A lack of economic opportunity among black men, and the shame and frustration that came from not being able to provide for one's family, contributed to the erosion of black families – a problem that welfare policies for many years may have worsened. And the lack of basic services in so many urban black neighborhoods – parks for kids to play in, police walking the beat, regular garbage pick-up and building code enforcement – all helped create a cycle of violence, blight and neglect that continue to haunt us.

This is the reality in which Reverend Wright and other African-Americans of his generation grew up. They came of age in the late fifties and early sixties, a time when segregation was still the law of the land and opportunity was systematically constricted. What's remarkable is not how many failed in the face of discrimination, but rather how many men and women overcame the odds; how many were able to make a way out of no way for those like me who would come after them.

But for all those who scratched and clawed their way to get a piece of the American Dream, there were many who didn't make it – those who were ultimately defeated, in one way or another, by discrimination. That legacy of defeat was passed on to future generations – those young men and increasingly young women who we see standing on street corners or languishing in our prisons, without hope or prospects for the future. Even for those blacks who did make it, questions of race, and racism, continue to define their worldview in fundamental ways. For the men and women of Reverend Wright's generation, the memories of humiliation and doubt and fear have not gone away; nor has the anger and the bitterness of those years. That anger may not get expressed in public, in front of white co-workers or white friends. But it does find voice in the barbershop or around the kitchen table. At times, that anger is exploited by politicians, to gin up votes along racial lines, or to make up for a politician's own failings.

And occasionally it finds voice in the church on Sunday morning, in the pulpit and in the pews. The fact that so many people are surprised to hear that anger in some of Reverend Wright's sermons simply reminds us of the old truism that the most segregated hour in American life occurs on Sunday morning.
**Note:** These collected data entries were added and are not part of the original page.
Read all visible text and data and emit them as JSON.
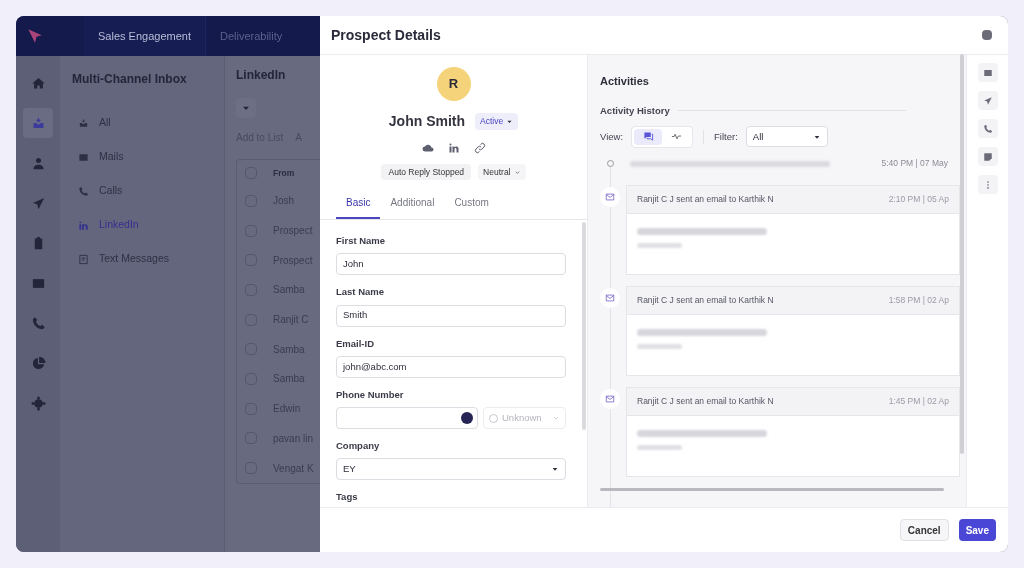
{
  "top_nav": {
    "tabs": [
      {
        "label": "Sales Engagement",
        "selected": true
      },
      {
        "label": "Deliverability",
        "selected": false
      }
    ]
  },
  "icon_rail": [
    {
      "kind": "home",
      "selected": false
    },
    {
      "kind": "inbox",
      "selected": true
    },
    {
      "kind": "person",
      "selected": false
    },
    {
      "kind": "send",
      "selected": false
    },
    {
      "kind": "clipboard",
      "selected": false
    },
    {
      "kind": "mail",
      "selected": false
    },
    {
      "kind": "phone",
      "selected": false
    },
    {
      "kind": "chart",
      "selected": false
    },
    {
      "kind": "gear",
      "selected": false
    }
  ],
  "inbox": {
    "title": "Multi-Channel Inbox",
    "items": [
      {
        "label": "All",
        "kind": "inbox",
        "selected": false
      },
      {
        "label": "Mails",
        "kind": "mail",
        "selected": false
      },
      {
        "label": "Calls",
        "kind": "phone",
        "selected": false
      },
      {
        "label": "LinkedIn",
        "kind": "linkedin",
        "selected": true
      },
      {
        "label": "Text Messages",
        "kind": "message",
        "selected": false
      }
    ]
  },
  "list_panel": {
    "title": "LinkedIn",
    "actions": [
      "Add to List",
      "A"
    ],
    "column": "From",
    "header_checked": false,
    "rows": [
      {
        "from": "Josh",
        "checked": false
      },
      {
        "from": "Prospect",
        "checked": false
      },
      {
        "from": "Prospect",
        "checked": false
      },
      {
        "from": "Samba",
        "checked": false
      },
      {
        "from": "Ranjit C",
        "checked": false
      },
      {
        "from": "Samba",
        "checked": false
      },
      {
        "from": "Samba",
        "checked": false
      },
      {
        "from": "Edwin",
        "checked": false
      },
      {
        "from": "pavan lin",
        "checked": false
      },
      {
        "from": "Vengat K",
        "checked": false
      }
    ]
  },
  "modal": {
    "title": "Prospect Details",
    "avatar": "R",
    "name": "John Smith",
    "status": "Active",
    "links": [
      {
        "kind": "cloud"
      },
      {
        "kind": "linkedin"
      },
      {
        "kind": "link"
      }
    ],
    "chip": "Auto Reply Stopped",
    "sentiment": "Neutral",
    "tabs": [
      {
        "label": "Basic",
        "selected": true
      },
      {
        "label": "Additional",
        "selected": false
      },
      {
        "label": "Custom",
        "selected": false
      }
    ],
    "fields": [
      {
        "kind": "text",
        "label": "First Name",
        "value": "John"
      },
      {
        "kind": "text",
        "label": "Last Name",
        "value": "Smith"
      },
      {
        "kind": "text",
        "label": "Email-ID",
        "value": "john@abc.com"
      },
      {
        "kind": "phone",
        "label": "Phone Number",
        "type_select": "Unknown"
      },
      {
        "kind": "select",
        "label": "Company",
        "value": "EY"
      },
      {
        "kind": "label",
        "label": "Tags"
      }
    ],
    "activities": {
      "title": "Activities",
      "history_title": "Activity History",
      "view_label": "View:",
      "views": [
        {
          "kind": "chat",
          "selected": true
        },
        {
          "kind": "pulse",
          "selected": false
        }
      ],
      "filter_label": "Filter:",
      "filter_value": "All",
      "first_event_time": "5:40 PM | 07 May",
      "events": [
        {
          "summary": "Ranjit C J sent an email to Karthik N",
          "time": "2:10 PM | 05 Ap"
        },
        {
          "summary": "Ranjit C J sent an email to Karthik N",
          "time": "1:58 PM | 02 Ap"
        },
        {
          "summary": "Ranjit C J sent an email to Karthik N",
          "time": "1:45 PM | 02 Ap"
        }
      ]
    },
    "side_actions": [
      {
        "kind": "mail"
      },
      {
        "kind": "send"
      },
      {
        "kind": "phone"
      },
      {
        "kind": "note"
      },
      {
        "kind": "more"
      }
    ],
    "buttons": {
      "cancel": "Cancel",
      "save": "Save"
    }
  }
}
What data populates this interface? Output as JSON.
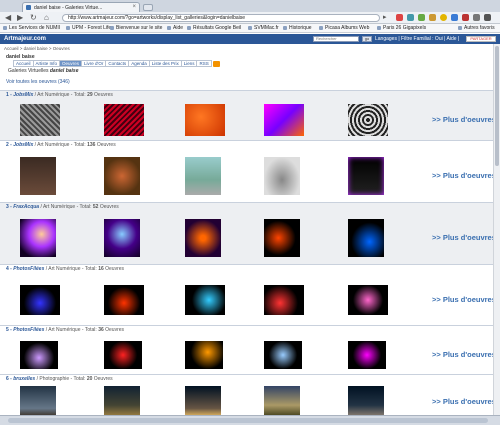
{
  "browser": {
    "tab_title": "daniel baise - Galeries Virtue...",
    "url": "http://www.artmajeur.com/?go=artworks/display_list_galleries&login=danielbaise"
  },
  "bookmarks": [
    "Les Services de NUMII",
    "UPM - Forest Life",
    "Bienvenue sur le site",
    "Aide",
    "Résultats Google Beil",
    "SVMMac.fr",
    "Historique",
    "Picasa Albums Web",
    "Paris 26 Gigapixels",
    "Autres favoris"
  ],
  "site": {
    "logo": "Artmajeur.com",
    "search_placeholder": "Rechercher",
    "go_label": "go",
    "lang_links": "Langages  |  Filtre Familial : Oui  |  Aide  |",
    "share_label": "PARTAGER"
  },
  "page": {
    "breadcrumb": "Accueil > daniel baise > Oeuvres",
    "owner": "daniel baise",
    "subnav": [
      "Accueil",
      "Artiste Info",
      "Oeuvres",
      "Livre d'Or",
      "Contacts",
      "Agenda",
      "Liste des Prix",
      "Liens",
      "RSS"
    ],
    "active_tab": "Oeuvres",
    "gallery_title_prefix": "Galeries Virtuelles",
    "gallery_title_name": "daniel baise",
    "see_all": "Voir toutes les oeuvres (346)",
    "plus_label": ">> Plus d'oeuvres"
  },
  "galleries": [
    {
      "num": "1 -",
      "name": "JobsMix",
      "category": "/ Art Numérique - Total:",
      "total": "29",
      "unit": "Oeuvres",
      "shaded": true
    },
    {
      "num": "2 -",
      "name": "JobsMix",
      "category": "/ Art Numérique - Total:",
      "total": "136",
      "unit": "Oeuvres",
      "shaded": false
    },
    {
      "num": "3 -",
      "name": "FraxAcqua",
      "category": "/ Art Numérique - Total:",
      "total": "52",
      "unit": "Oeuvres",
      "shaded": true
    },
    {
      "num": "4 -",
      "name": "PhotosFilées",
      "category": "/ Art Numérique - Total:",
      "total": "16",
      "unit": "Oeuvres",
      "shaded": false
    },
    {
      "num": "5 -",
      "name": "PhotosFilées",
      "category": "/ Art Numérique - Total:",
      "total": "36",
      "unit": "Oeuvres",
      "shaded": false
    },
    {
      "num": "6 -",
      "name": "bruxelles",
      "category": "/ Photographie - Total:",
      "total": "20",
      "unit": "Oeuvres",
      "shaded": false
    }
  ],
  "colors": {
    "site_blue": "#2b5797",
    "link_blue": "#3a6fb0"
  }
}
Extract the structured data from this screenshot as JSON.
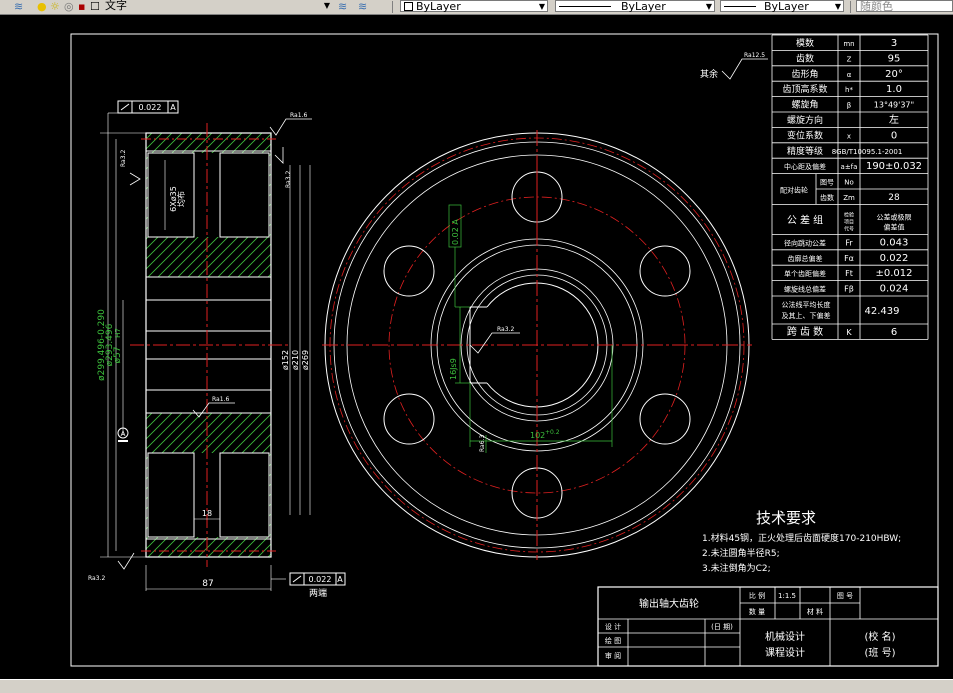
{
  "toolbar": {
    "text_style": "文字",
    "color_select": "ByLayer",
    "linetype_select": "ByLayer",
    "lineweight_select": "ByLayer",
    "plot_style": "随颜色"
  },
  "drawing": {
    "surface_note": "其余",
    "roughness_rest": "Ra12.5",
    "tol_flat_top": "0.022",
    "tol_flat_bottom": "0.022",
    "datum": "A",
    "ra_top_right": "Ra1.6",
    "ra_top_left": "Ra3.2",
    "ra_right_hub": "Ra3.2",
    "ra_mid": "Ra1.6",
    "ra_bottom": "Ra3.2",
    "ra_center": "Ra3.2",
    "ra_keyway": "Ra6.3",
    "dim_hole": "6Xø35",
    "dim_hole_sub": "均布",
    "dim_od": "ø299.496-0.290",
    "dim_pitch": "ø293.496",
    "dim_bore": "ø57",
    "dim_bore_tol": "H7",
    "dim_d152": "ø152",
    "dim_d210": "ø210",
    "dim_d269": "ø269",
    "dim_width": "87",
    "dim_web": "18",
    "note_both": "两端",
    "dim_keyway_width": "16Js9",
    "dim_keyway_depth": "102",
    "dim_keyway_depth_tol": "+0.2",
    "dim_keyway_vert": "0.02 A"
  },
  "params": [
    {
      "name": "模数",
      "sym": "mn",
      "val": "3"
    },
    {
      "name": "齿数",
      "sym": "Z",
      "val": "95"
    },
    {
      "name": "齿形角",
      "sym": "α",
      "val": "20°"
    },
    {
      "name": "齿顶高系数",
      "sym": "h*",
      "val": "1.0"
    },
    {
      "name": "螺旋角",
      "sym": "β",
      "val": "13°49'37\""
    },
    {
      "name": "螺旋方向",
      "sym": "",
      "val": "左"
    },
    {
      "name": "变位系数",
      "sym": "x",
      "val": "0"
    },
    {
      "name": "精度等级",
      "sym": "",
      "val": "8GB/T10095.1-2001"
    },
    {
      "name": "中心距及偏差",
      "sym": "a±fa",
      "val": "190±0.032"
    }
  ],
  "pair": {
    "label": "配对齿轮",
    "r1_name": "图号",
    "r1_sym": "No",
    "r1_val": "",
    "r2_name": "齿数",
    "r2_sym": "Zm",
    "r2_val": "28"
  },
  "tol_group": {
    "label": "公 差 组",
    "col2": "检验项目代号",
    "col3": "公差或极限偏差值"
  },
  "tol_rows": [
    {
      "name": "径向跳动公差",
      "sym": "Fr",
      "val": "0.043"
    },
    {
      "name": "齿廓总偏差",
      "sym": "Fα",
      "val": "0.022"
    },
    {
      "name": "单个齿距偏差",
      "sym": "Ft",
      "val": "±0.012"
    },
    {
      "name": "螺旋线总偏差",
      "sym": "Fβ",
      "val": "0.024"
    }
  ],
  "wkn": {
    "label1": "公法线平均长度",
    "label2": "及其上、下偏差",
    "val": "42.439"
  },
  "span": {
    "name": "跨 齿 数",
    "sym": "K",
    "val": "6"
  },
  "requirements": {
    "title": "技术要求",
    "items": [
      "1.材料45钢，正火处理后齿面硬度170-210HBW;",
      "2.未注圆角半径R5;",
      "3.未注倒角为C2;"
    ]
  },
  "title_block": {
    "part_name": "输出轴大齿轮",
    "scale_label": "比 例",
    "scale_val": "1:1.5",
    "drawing_no_label": "图 号",
    "qty_label": "数 量",
    "material_label": "材 料",
    "design_label": "设 计",
    "date_label": "(日 期)",
    "draw_label": "绘 图",
    "review_label": "审 阅",
    "course1": "机械设计",
    "course2": "课程设计",
    "school": "(校  名)",
    "class": "(班  号)"
  }
}
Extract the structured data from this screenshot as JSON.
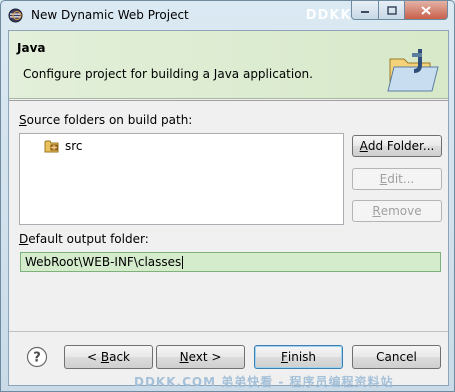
{
  "window": {
    "title": "New Dynamic Web Project",
    "watermark_top": "DDKK.COM"
  },
  "banner": {
    "title": "Java",
    "description": "Configure project for building a Java application.",
    "icon": "java-folder-icon"
  },
  "source_folders": {
    "label_prefix": "",
    "label_mnemonic": "S",
    "label_rest": "ource folders on build path:",
    "items": [
      {
        "label": "src",
        "icon": "package-folder-icon"
      }
    ]
  },
  "buttons": {
    "add_folder": {
      "mnemonic": "A",
      "rest": "dd Folder..."
    },
    "edit": {
      "mnemonic": "E",
      "rest": "dit..."
    },
    "remove": {
      "mnemonic": "R",
      "rest": "emove"
    },
    "back": {
      "prefix": "< ",
      "mnemonic": "B",
      "rest": "ack"
    },
    "next": {
      "mnemonic": "N",
      "rest": "ext >"
    },
    "finish": {
      "mnemonic": "F",
      "rest": "inish"
    },
    "cancel": {
      "label": "Cancel"
    }
  },
  "output_folder": {
    "label_mnemonic": "D",
    "label_rest": "efault output folder:",
    "value": "WebRoot\\WEB-INF\\classes"
  },
  "footer": {
    "watermark": "DDKK.COM 弟弟快看 - 程序员编程资料站",
    "help_icon": "help-icon"
  }
}
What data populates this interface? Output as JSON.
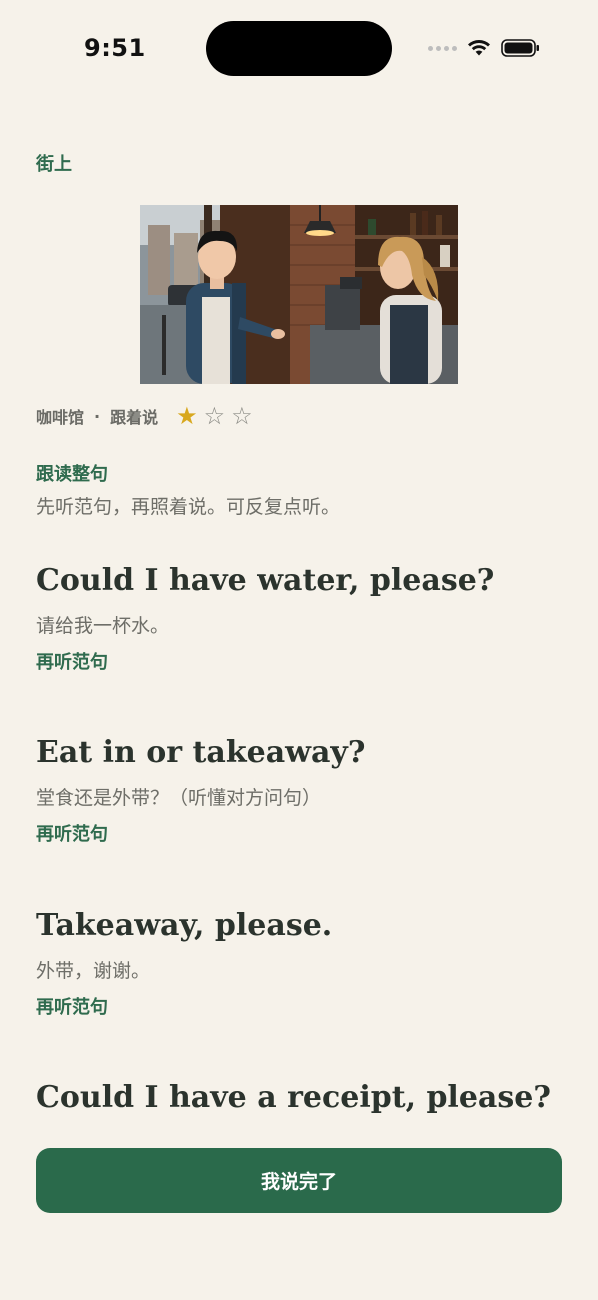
{
  "status_bar": {
    "time": "9:51"
  },
  "scene": {
    "label": "街上",
    "image_icon": "cafe-scene-illustration",
    "meta": {
      "place": "咖啡馆",
      "separator": "·",
      "mode": "跟着说",
      "stars_filled": 1,
      "stars_total": 3
    }
  },
  "section": {
    "title": "跟读整句",
    "description": "先听范句，再照着说。可反复点听。"
  },
  "sentences": [
    {
      "en": "Could I have water, please?",
      "zh": "请给我一杯水。",
      "replay_label": "再听范句"
    },
    {
      "en": "Eat in or takeaway?",
      "zh": "堂食还是外带？（听懂对方问句）",
      "replay_label": "再听范句"
    },
    {
      "en": "Takeaway, please.",
      "zh": "外带，谢谢。",
      "replay_label": "再听范句"
    },
    {
      "en": "Could I have a receipt, please?"
    }
  ],
  "footer": {
    "done_label": "我说完了"
  },
  "colors": {
    "background": "#F6F2EA",
    "accent_green": "#2F6B4E",
    "button_green": "#2A6A4B",
    "star_gold": "#D8A81E"
  }
}
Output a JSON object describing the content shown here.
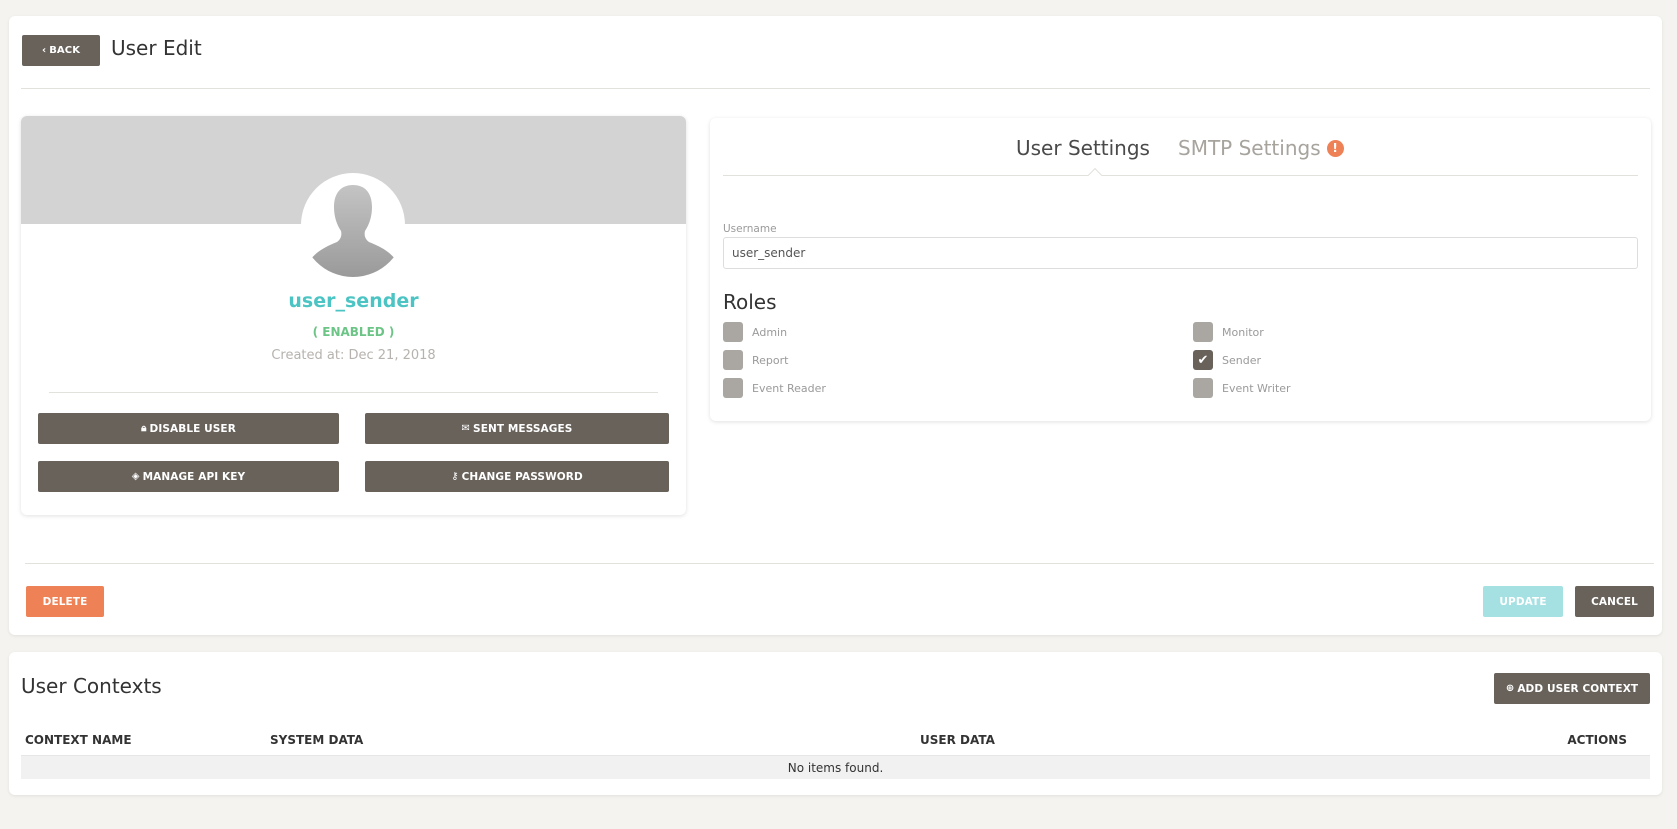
{
  "header": {
    "back_label": "BACK",
    "title": "User Edit"
  },
  "profile": {
    "name": "user_sender",
    "status": "( ENABLED )",
    "created": "Created at: Dec 21, 2018",
    "actions": {
      "disable": "DISABLE USER",
      "sent_messages": "SENT MESSAGES",
      "manage_api_key": "MANAGE API KEY",
      "change_password": "CHANGE PASSWORD"
    }
  },
  "settings": {
    "tabs": {
      "user": "User Settings",
      "smtp": "SMTP Settings",
      "smtp_warning": "!"
    },
    "username_label": "Username",
    "username_value": "user_sender",
    "roles_title": "Roles",
    "roles": [
      {
        "label": "Admin",
        "checked": false
      },
      {
        "label": "Monitor",
        "checked": false
      },
      {
        "label": "Report",
        "checked": false
      },
      {
        "label": "Sender",
        "checked": true
      },
      {
        "label": "Event Reader",
        "checked": false
      },
      {
        "label": "Event Writer",
        "checked": false
      }
    ]
  },
  "footer": {
    "delete_label": "DELETE",
    "update_label": "UPDATE",
    "cancel_label": "CANCEL"
  },
  "contexts": {
    "title": "User Contexts",
    "add_label": "ADD USER CONTEXT",
    "columns": [
      "CONTEXT NAME",
      "SYSTEM DATA",
      "USER DATA",
      "ACTIONS"
    ],
    "empty_text": "No items found."
  },
  "colors": {
    "primary_button": "#68625b",
    "danger": "#ef8157",
    "info_disabled": "#a5e1e3",
    "name_accent": "#4cc4c4",
    "success": "#6cc586",
    "page_bg": "#f4f3ef"
  }
}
That anger is not always productive; indeed, all too often it distracts attention from solving real problems; it keeps us from squarely facing our own complicity in our condition, and prevents the African-American community from forging the alliances it needs to bring about real change. But the anger is real; it is powerful; and to simply wish it away, to condemn it without understanding its roots, only serves to widen the chasm of misunderstanding that exists between the races.

In fact, a similar anger exists within segments of the white community. Most working- and middle-class white Americans don't feel that they have been particularly privileged by their race. Their experience is the immigrant experience – as far as they're concerned, no one's handed them anything, they've built it from scratch. They've worked hard all their lives, many times only to see their jobs shipped overseas or their pension dumped after a lifetime of labor. They are anxious about their futures, and feel their dreams slipping away; in an era of stagnant wages and global competition, opportunity comes to be seen as a zero sum game, in which your dreams come at my expense. So when they are told to bus their children to a school across town; when they hear that an African American is getting an advantage in landing a good job or a spot in a good college because of an injustice that they themselves never committed; when they're told that their fears about crime in urban neighborhoods are somehow prejudiced, resentment builds over time.

Like the anger within the black community, these resentments aren't always expressed in polite company. But they have helped shape the political landscape for at least a generation. Anger over welfare and affirmative action helped forge the Reagan Coalition. Politicians routinely exploited fears of crime for their own electoral ends. Talk show hosts and conservative commentators built entire careers unmasking bogus claims of racism while dismissing legitimate discussions of racial injustice and inequality as mere political correctness or reverse racism.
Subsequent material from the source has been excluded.